The Human Fertilisation and Embryology Act should be reviewed to protect the "welfare of women" along with the "welfare of children". The use of gametes and embryos in IVF treatment is regulated by the Human Fertilisation and Embryology Act, enforced by the Human Fertilisation and Embryology Authority (HFEA) as an independent regulator. The focus of the HFEA has very much been on the welfare of children born though IVF and its pronouncements on the acceptability of new treatments (such as its recent reports on mitochondrial transfer) are well known and attract widespread media coverage. However, I believe the HFEA has failed to appreciate how its current approach to the publication of data regarding the performance of the clinics it regulates is detrimental to the welfare of women undergoing IVF - and indeed the welfare of the children.
So what's wrong and why now?
The HFEA publishes certain statistics for each UK IVF clinic it licences. These figures are based on the success rates per treatment cycle for each clinic. Whilst this data is intended to inform the public about each clinic's performance, it in fact creates a perverse incentive for clinics to ignore the most modern practices to avoid a serious health risk to women called Ovarian Hyperstimulation Syndrome (OHSS).
It is now known that we can eradicate OHSS using an agonist trigger and by using vitrification to freeze all embryos following egg collection in cycles where the oestrogens are high and then implanting them in a subsequent natural cycle. A recent study has shown that women who have more than 15 eggs collected per cycle have a significantly increased risk of developing OHSS. The HFEA currently counts cycles with "elective freezing to reduce OHSS" as a "failure" for the purposes of their published data, and this therefore lowers a clinic's overall success rate per cycle. This approach to publication therefore creates a situation whereby many clinics' performance appears to be inferior if they adopt the most modern practices for the safety of women undergoing IVF and their babies. Publishing IVF success per cycle incentivises clinics to put back embryo/s in cycles where women are at high risk of developing severe OHSS, thus exposing them to a potentially fatal condition.
For example, the information from the HFEA's own database tells a story. Between 2008 and 2013, 18,134 women in the UK had more than 20 eggs, 2285 women had more than 30 eggs and 313 women had more than 40 eggs collected per cycle as a result of a high response to drugs. This number is not falling, and such numbers of eggs collected are associated with a high incidence of OHSS. Notwithstanding this, only around 1000 cases of OHSS are recorded on the HFEA database because reporting of this condition is voluntary and therefore the data is unreliable.
Furthermore, evidence has also been presented to show that singleton babies born from cycles where more than 15 eggs were collected are at a significantly higher risk of being premature and of low birth weight. Yet, the HFEA's own data shows that 69,784 women who had more than 15 eggs collected per cycle had a fresh embryo transfer in the same cycle in the last 10 years.
Finally, it is also of great concern to me that no-one appears to be monitoring the drugs given to women during IVF treatment.

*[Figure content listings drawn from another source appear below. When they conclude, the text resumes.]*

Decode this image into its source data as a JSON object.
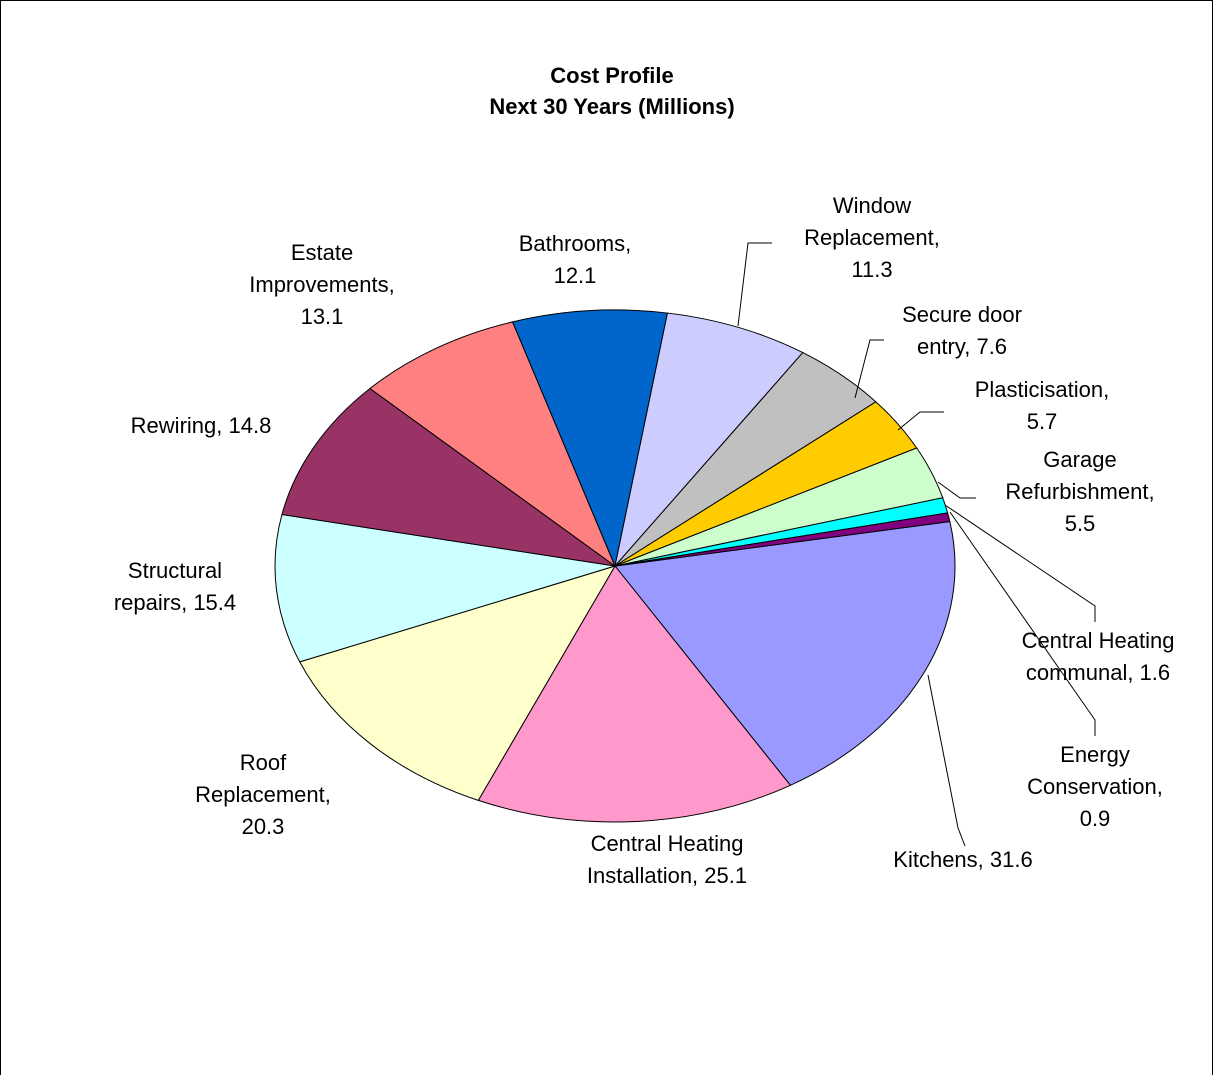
{
  "chart_data": {
    "type": "pie",
    "title": "Cost Profile",
    "subtitle": "Next 30 Years (Millions)",
    "values": [
      31.6,
      25.1,
      20.3,
      15.4,
      14.8,
      13.1,
      12.1,
      11.3,
      7.6,
      5.7,
      5.5,
      1.6,
      0.9
    ],
    "value_labels": [
      "Kitchens, 31.6",
      "Central Heating Installation, 25.1",
      "Roof Replacement, 20.3",
      "Structural repairs, 15.4",
      "Rewiring, 14.8",
      "Estate Improvements, 13.1",
      "Bathrooms, 12.1",
      "Window Replacement, 11.3",
      "Secure door entry, 7.6",
      "Plasticisation, 5.7",
      "Garage Refurbishment, 5.5",
      "Central Heating communal, 1.6",
      "Energy Conservation, 0.9"
    ],
    "colors": [
      "#9999ff",
      "#ff99cc",
      "#ffffcc",
      "#ccffff",
      "#993366",
      "#ff8080",
      "#0066cc",
      "#ccccff",
      "#c0c0c0",
      "#ffcc00",
      "#ccffcc",
      "#00ffff",
      "#800080"
    ]
  }
}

Extremely high doses of stimulation drugs and intravenous immune therapy injections are administered to women by some clinics with no scientific evidence to support those practices. The HFEA do not collect information about drugs and dosages given to women, but we need this information to study any adverse effects of the drugs on women and their children in the future.
A Call to Action
There are three major changes that would end this situation. The first requires Parliament's intervention and will create a paradigm shift in emphasising the protection of women going through fertility treatment. We need:
1. The Human Fertilisation and Embryology Act to be updated to include the "Welfare of Women" undergoing IVF, as well as the Welfare of Children born from the procedure;
2. The HFEA should collect detailed information on drugs and dosages used in treating each woman; and
3. The HFEA should stop publishing success rate per cycle data in its current form: instead it should publish "Term Live Birth rate per Embryo Transferred" along with "Adverse Health Outcomes for women and children", including data on low birth weight and prematurity per clinic.
It is only by making these changes that the quality of care and long-term safety of IVF patients and their babies will be protected, and it will give a balanced picture about IVF outcomes to the public. The HFEA is currently conducting a consultation process and these changes must be made. It is now a matter of urgency.